Just a little over 12 months ago I was studying 24/7, trying to prepare in every way possible for the qualifying exams in my PhD program. It was a grueling, intense and unforgettable season. Since then, many PhD students have asked me what steps I did to prepare...so I thought I'd write a blog about my journey.
Here's how I tackled the journey:
1) Course Notebooks: I compiled a notebook of each course. I put in papers I wrote, the course syllabus and any discussion boards that were helpful. At this point I reviewed all the key texts and either pulled reviews I had written on them in class or made notes that I could use to remember.
2) Master Notebook & Faculty/Peer Advice: I then made a master notebook with the key learning outcomes from the syllabus and a powerpoint presentation for each course to help me study. I included key points from the text (which I found above) in the powerpoint.
I also reached out to the faculty who would write the questions for my exam and students who had taken qualifying exams over the last few semesters.
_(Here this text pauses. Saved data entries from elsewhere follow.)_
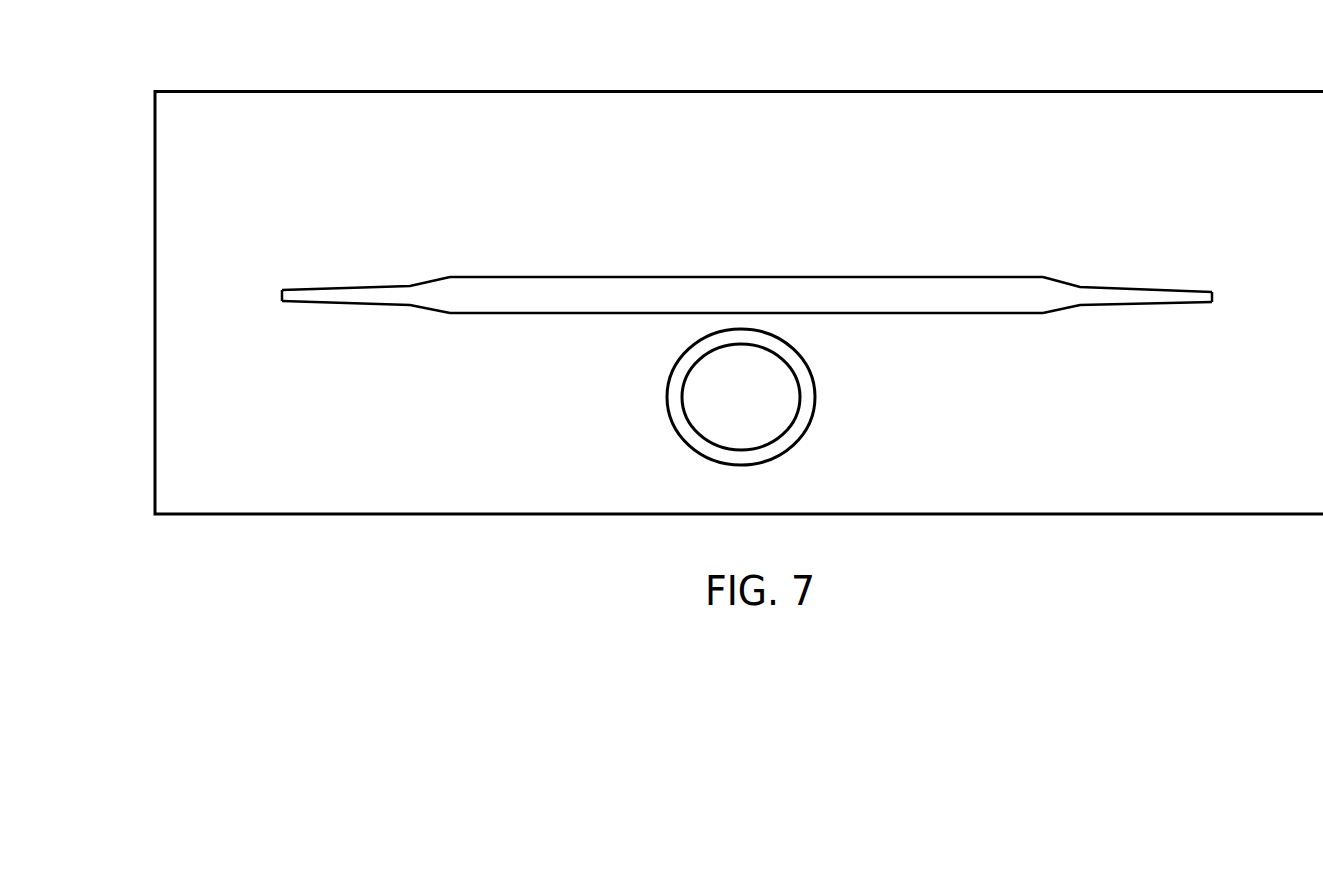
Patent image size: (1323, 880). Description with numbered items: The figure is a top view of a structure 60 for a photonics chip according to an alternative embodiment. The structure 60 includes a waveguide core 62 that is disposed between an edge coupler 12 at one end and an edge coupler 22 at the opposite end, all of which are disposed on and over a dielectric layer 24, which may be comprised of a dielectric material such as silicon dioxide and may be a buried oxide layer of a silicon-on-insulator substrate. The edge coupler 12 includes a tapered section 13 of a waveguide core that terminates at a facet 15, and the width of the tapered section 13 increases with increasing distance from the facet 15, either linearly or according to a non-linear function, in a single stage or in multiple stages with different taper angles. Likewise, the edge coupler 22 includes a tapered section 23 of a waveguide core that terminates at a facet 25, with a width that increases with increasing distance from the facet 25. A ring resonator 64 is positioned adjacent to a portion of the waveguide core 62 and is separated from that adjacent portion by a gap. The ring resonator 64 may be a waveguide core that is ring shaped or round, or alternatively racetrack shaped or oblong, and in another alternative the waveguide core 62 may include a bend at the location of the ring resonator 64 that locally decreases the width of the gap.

The structure 60 is at (165, 52).
The dielectric layer 24 is at (200, 472).
The waveguide core 62 is at (747, 290).
The edge coupler 12 is at (302, 262).
The tapered section 13 is at (348, 293).
The facet 15 is at (282, 297).
The edge coupler 22 is at (1182, 265).
The tapered section 23 is at (1135, 293).
The facet 25 is at (1212, 295).
The ring resonator 64 is at (680, 383).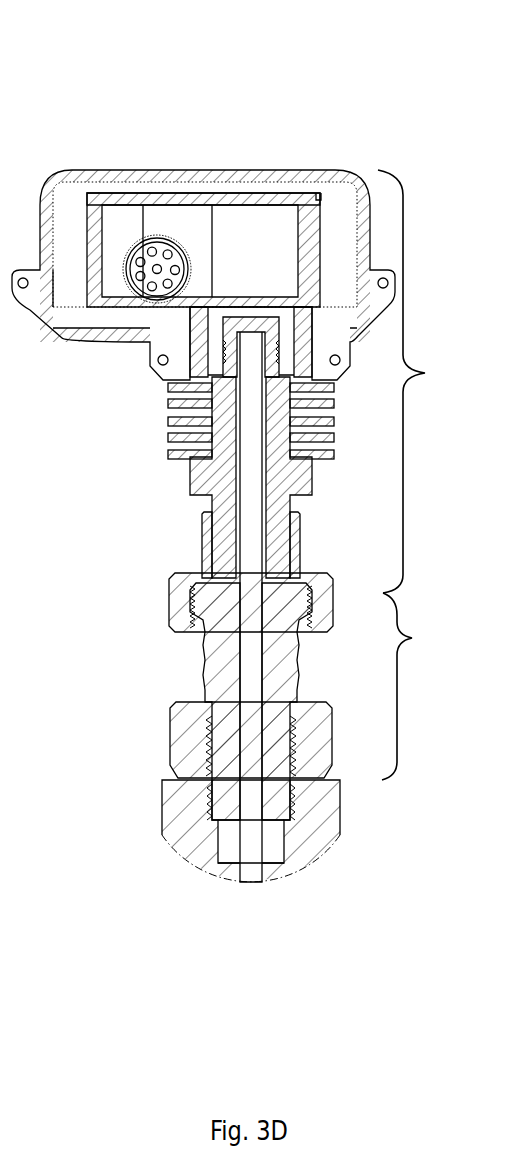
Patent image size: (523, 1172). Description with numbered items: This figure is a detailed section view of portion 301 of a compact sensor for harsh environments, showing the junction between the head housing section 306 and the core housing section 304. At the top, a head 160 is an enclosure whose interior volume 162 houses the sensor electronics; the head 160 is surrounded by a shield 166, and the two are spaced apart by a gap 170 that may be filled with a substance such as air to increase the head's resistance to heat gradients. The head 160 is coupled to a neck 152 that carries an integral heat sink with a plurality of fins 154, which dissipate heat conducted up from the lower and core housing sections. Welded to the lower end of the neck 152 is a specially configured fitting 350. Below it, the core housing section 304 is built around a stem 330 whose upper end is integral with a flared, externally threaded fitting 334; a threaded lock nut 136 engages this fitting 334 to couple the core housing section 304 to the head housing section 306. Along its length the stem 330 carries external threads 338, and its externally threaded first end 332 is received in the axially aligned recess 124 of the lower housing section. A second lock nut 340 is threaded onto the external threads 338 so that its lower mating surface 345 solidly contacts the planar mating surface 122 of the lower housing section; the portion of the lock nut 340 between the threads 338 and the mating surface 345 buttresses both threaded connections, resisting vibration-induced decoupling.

The portion 301 is at (198, 75).
The shield 166 is at (332, 170).
The gap 170 is at (62, 212).
The interior volume 162 is at (245, 232).
The head 160 is at (314, 195).
The neck 152 is at (190, 481).
The fins 154 is at (168, 437).
The fitting 350 is at (202, 546).
The threaded lock nut 136 is at (169, 591).
The fitting 334 is at (184, 614).
The stem 330 is at (297, 662).
The lock nut 340 is at (172, 706).
The external threads 338 is at (306, 725).
The planar mating surface 122 is at (156, 770).
The axially aligned recess 124 is at (202, 811).
The lower mating surface 345 is at (325, 791).
The first end 332 is at (279, 805).
The head housing section 306 is at (419, 381).
The core housing section 304 is at (416, 686).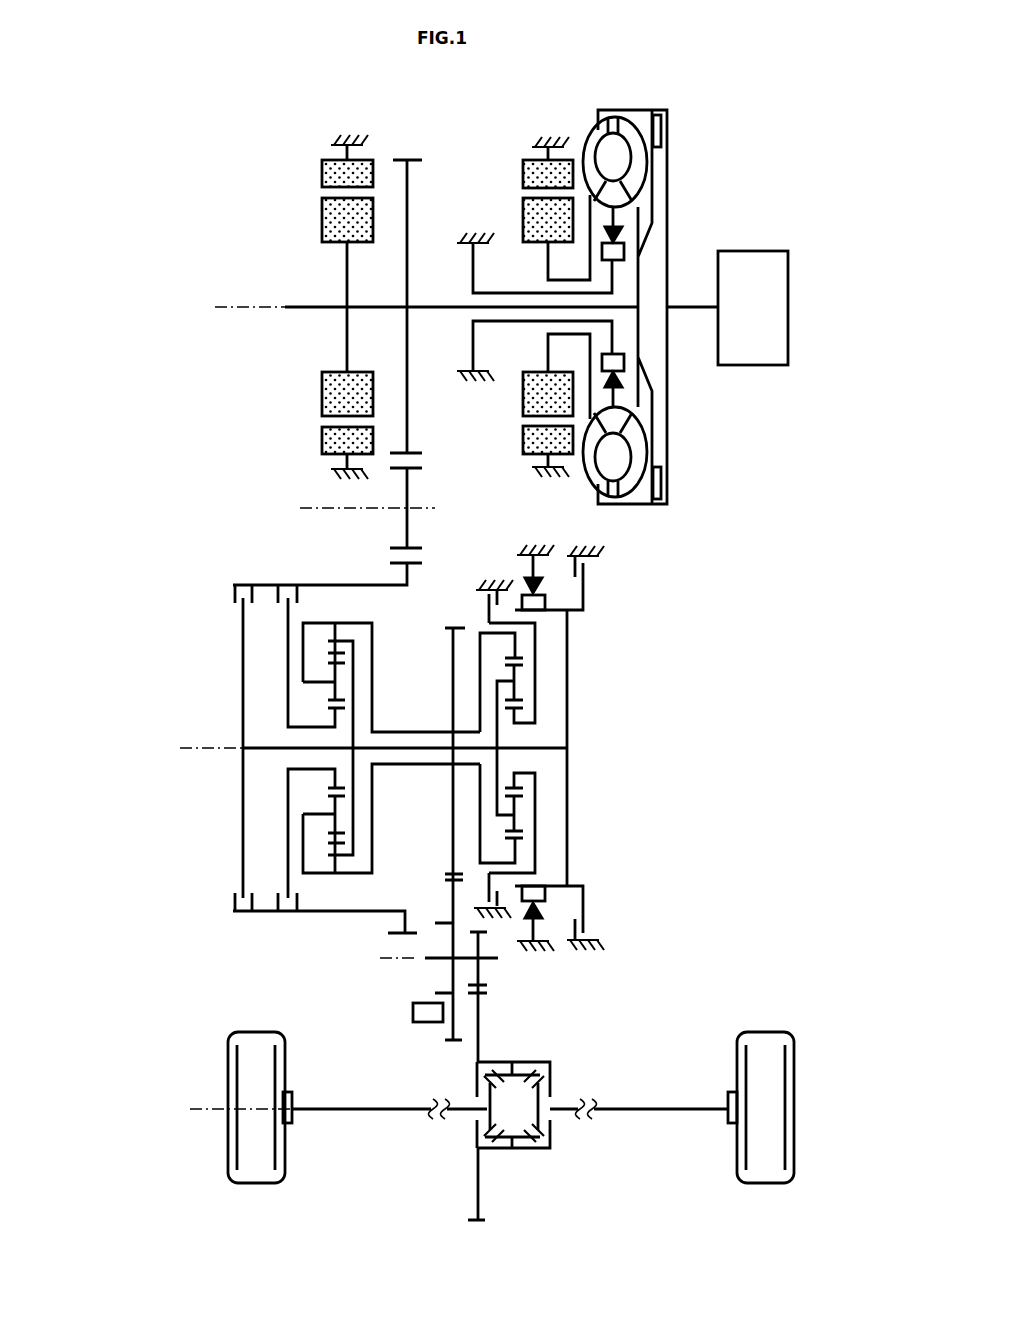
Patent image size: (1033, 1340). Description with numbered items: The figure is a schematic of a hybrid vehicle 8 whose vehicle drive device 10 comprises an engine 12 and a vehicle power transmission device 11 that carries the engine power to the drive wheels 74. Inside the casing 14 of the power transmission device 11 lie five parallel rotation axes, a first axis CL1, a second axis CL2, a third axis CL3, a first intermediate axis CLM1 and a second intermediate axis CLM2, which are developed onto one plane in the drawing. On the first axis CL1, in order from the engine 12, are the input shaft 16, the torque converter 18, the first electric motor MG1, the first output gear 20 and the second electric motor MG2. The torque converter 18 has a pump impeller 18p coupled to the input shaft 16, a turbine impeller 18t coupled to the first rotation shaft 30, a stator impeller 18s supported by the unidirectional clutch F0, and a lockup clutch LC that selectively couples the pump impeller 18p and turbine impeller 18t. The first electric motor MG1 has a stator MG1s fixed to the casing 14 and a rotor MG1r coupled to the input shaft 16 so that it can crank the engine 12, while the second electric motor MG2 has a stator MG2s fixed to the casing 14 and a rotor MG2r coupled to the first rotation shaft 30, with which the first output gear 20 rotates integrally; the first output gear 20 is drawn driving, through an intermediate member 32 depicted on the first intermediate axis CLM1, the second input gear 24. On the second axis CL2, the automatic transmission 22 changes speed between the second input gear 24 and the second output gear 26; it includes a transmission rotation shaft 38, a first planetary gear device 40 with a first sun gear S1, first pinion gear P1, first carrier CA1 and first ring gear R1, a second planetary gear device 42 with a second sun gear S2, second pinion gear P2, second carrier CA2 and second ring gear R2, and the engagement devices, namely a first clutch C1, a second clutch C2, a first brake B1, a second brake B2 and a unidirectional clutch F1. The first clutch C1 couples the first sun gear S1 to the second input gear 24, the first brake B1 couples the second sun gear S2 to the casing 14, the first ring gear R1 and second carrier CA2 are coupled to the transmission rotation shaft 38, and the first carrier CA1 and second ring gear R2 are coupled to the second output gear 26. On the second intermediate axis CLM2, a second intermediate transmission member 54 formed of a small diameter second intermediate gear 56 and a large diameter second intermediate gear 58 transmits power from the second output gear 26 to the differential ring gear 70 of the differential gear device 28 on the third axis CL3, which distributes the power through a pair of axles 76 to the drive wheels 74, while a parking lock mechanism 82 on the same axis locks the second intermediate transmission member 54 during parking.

The hybrid vehicle 8 is at (116, 95).
The vehicle drive device 10 is at (780, 174).
The vehicle power transmission device 11 is at (232, 232).
The engine 12 is at (776, 253).
The casing 14 is at (345, 134).
The input shaft 16 is at (690, 306).
The torque converter 18 is at (598, 95).
The pump impeller 18p is at (592, 145).
The turbine impeller 18t is at (622, 125).
The stator impeller 18s is at (606, 200).
The lockup clutch LC is at (657, 128).
The unidirectional clutch F0 is at (614, 261).
The first electric motor MG1 is at (516, 158).
The stator of first electric motor MG1s is at (523, 175).
The rotor of first electric motor MG1r is at (523, 215).
The second electric motor MG2 is at (318, 158).
The stator of second electric motor MG2s is at (322, 175).
The rotor of second electric motor MG2r is at (322, 215).
The first output gear 20 is at (410, 433).
The automatic transmission 22 is at (650, 600).
The second input gear 24 is at (400, 572).
The second output gear 26 is at (451, 853).
The differential gear device 28 is at (552, 1048).
The first rotation shaft 30 is at (392, 306).
The gear 32 is at (410, 483).
The transmission rotation shaft 38 is at (258, 750).
The first planetary gear device 40 is at (358, 636).
The second planetary gear device 42 is at (545, 668).
The second intermediate transmission member 54 is at (520, 963).
The small diameter second intermediate gear 56 is at (482, 972).
The large diameter second intermediate gear 58 is at (451, 890).
The differential ring gear 70 is at (482, 1015).
The drive wheels 74 is at (246, 1032).
The axles 76 is at (365, 1110).
The parking lock mechanism 82 is at (418, 1016).
The first clutch C1 is at (298, 603).
The second clutch C2 is at (233, 602).
The first brake B1 is at (486, 598).
The second brake B2 is at (586, 578).
The unidirectional clutch F1 is at (540, 580).
The first ring gear R1 is at (333, 641).
The first pinion gear P1 is at (331, 658).
The first carrier CA1 is at (328, 690).
The first sun gear S1 is at (330, 712).
The second ring gear R2 is at (512, 660).
The second pinion gear P2 is at (522, 698).
The second carrier CA2 is at (497, 683).
The second sun gear S2 is at (514, 720).
The first axis CL1 is at (230, 307).
The second axis CL2 is at (180, 748).
The third axis CL3 is at (192, 1109).
The first intermediate axis CLM1 is at (312, 509).
The second intermediate axis CLM2 is at (362, 960).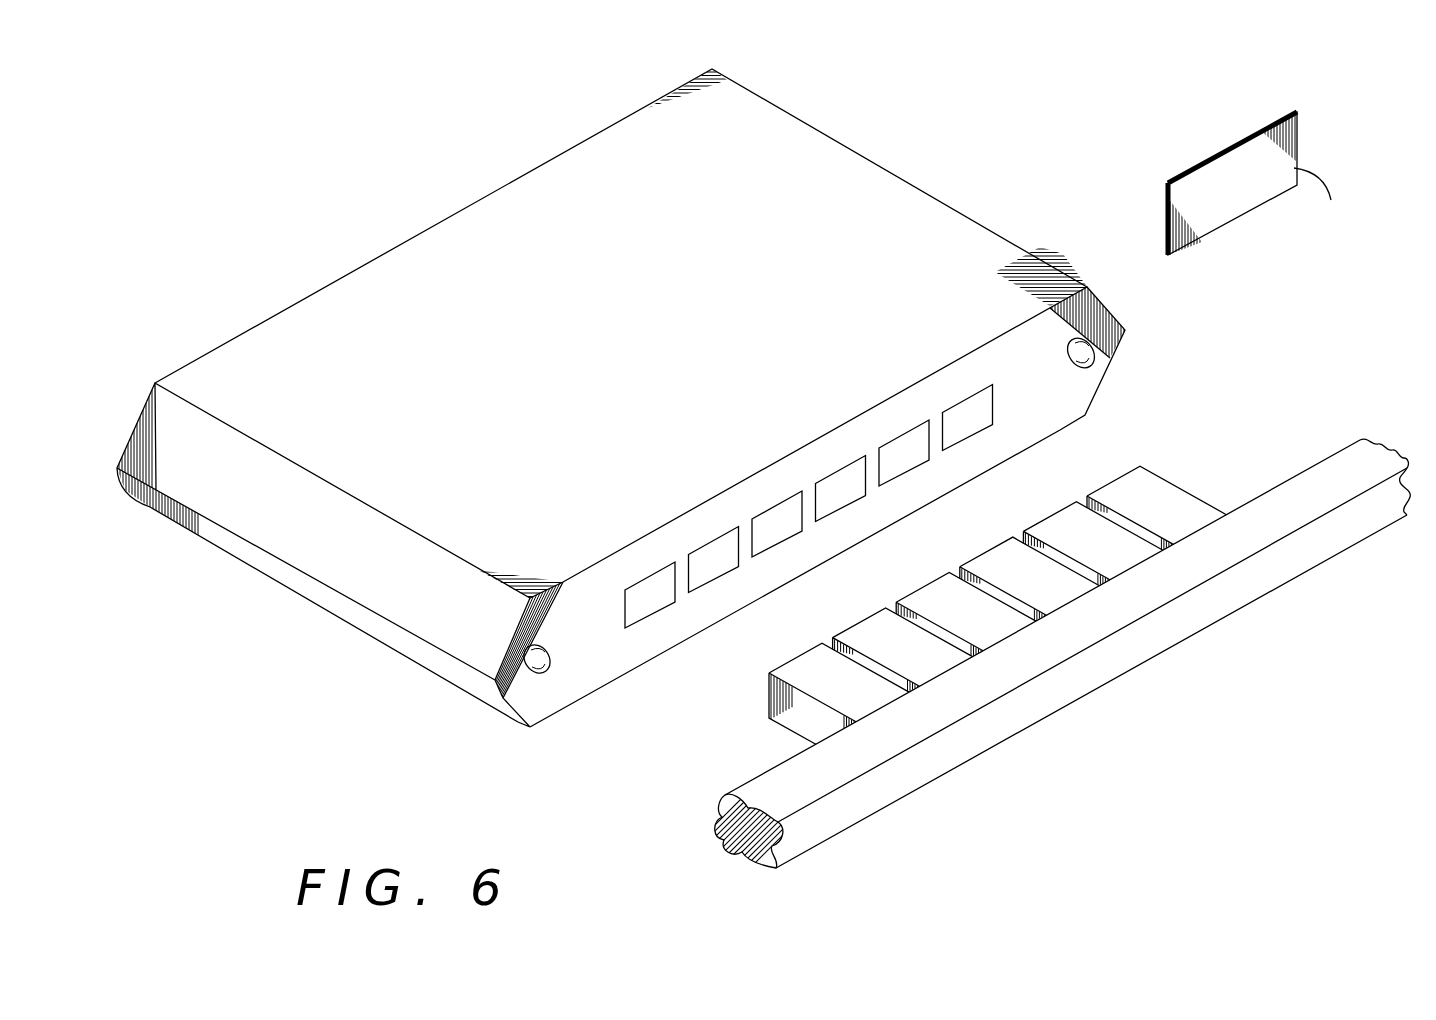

I asked for advice on what to study and was able to review past questions (our program creates unique questions for each student and encourages students to review past exam questions in preparation. I realize not all programs use this approach). It was helpful to be able to find themes, identify key areas to focus on, and also to see how others had approached this in the past.
3) Practice Exam Answer Outlines: I went a little insane here--I purchased the large sticky note brain storming type packets and I outlined the key points in each course. By each main point I also included authors, quotes and years. This formed the outline of my response to questions (particularly in the core classes). I went through about 3 or 4 outlines for each class and used those when making practice test answers. It also helped me think through whether I really wanted to answer the questions the way I was or whether a different approach would be better.
4) Note cards: I wrote a ton of note cards. I had a stack of about 90 with key people, publication and year with quotes. The name of the author went on the front with other details on the back. I also had a stack of cards related to Quantitative tests. And then I had a stack of cards relating to the classes so I could quickly recall key texts for each course. I tried to go through this stack at least once a day, particularly early on.
5) Next, I started practice exams. I tried to write each question about 4 times before the actual test. The first time I wrote it with notes to create an "ideal" answer. This took the longest since I had open books and open notes, trying to get the perfect answer with quotations, theories, authors and years included.
The second time I wrote it without notes and then went back in and added everything I missed. I used a separate color when correcting the paper so I could visually see how much I needed to study. I did the same thing for round three.
By round four I got to the point where I could outline the entire answer within about 15 to 20 (with details of which people or citations I quoted where) and then I used the rest of the 2 hours to fill it in and review. This actually was a helpful process for me.
6) Study Groups/Buddies: While I could not meet with the study group during the time they all were available, my husband (thankfully) helped me. He would quiz me on my cards, key themes, ask me questions about the drafts of answers, etc. It was a really key part since it challenged me to express myself. Definitely have a person in your life who will ask the hard questions, quiz you even when you want to quit, and remind you that you'll be able to pass the exam with flying colors!
7) Key quotes: I also made a list of "key quotes" that had about two pages worth which applied to a variety of questions. I read that list every day for about a month and a half to really have it in my mind. While I still used the note cards, I made this list with quotes that weren't from courses. I tried to find ones that would illustrate that I was a scholar who knew my industry far beyond simply class material. I also memorized quotes that I could use in a couple essays due to their application with a variety of topics.
The Big Day: When I got to the exams, I found that I was prepared to write what I needed to, though the questions weren't quite what I was expecting. However, because of practicing with so much information and detail--I was able to apply those pieces to the question at hand. While writing for 8 hours straight, two days in a row was one of the most exhausting processes I've ever gone through, the practice and preparation helped the stress not be crippling. When you've done your work and know your content, you don't have to worry about blanking when it's time to write. You'll be ready.
Verbal Exams: After the written qualifying exams, I had two weeks to prepare for the verbal exam. I spent time reviewing my written pieces and I rehearsed what I wanted to address. I made sure I prepared to answer areas I had gotten wrong, things I left out and areas I wanted to expand on. I also practiced being calm--sounds silly, but it was one of the most important things for me. It's easy to get flustered and simply try to answer. But it's better to keep calm, take your time, and ask for clarification (when needed). Remember, this is about your faculty determining whether you're ready to be a scholar and join the academic conversation. Show them you're ready by being prepared and having sound reasoning behind your conclusions.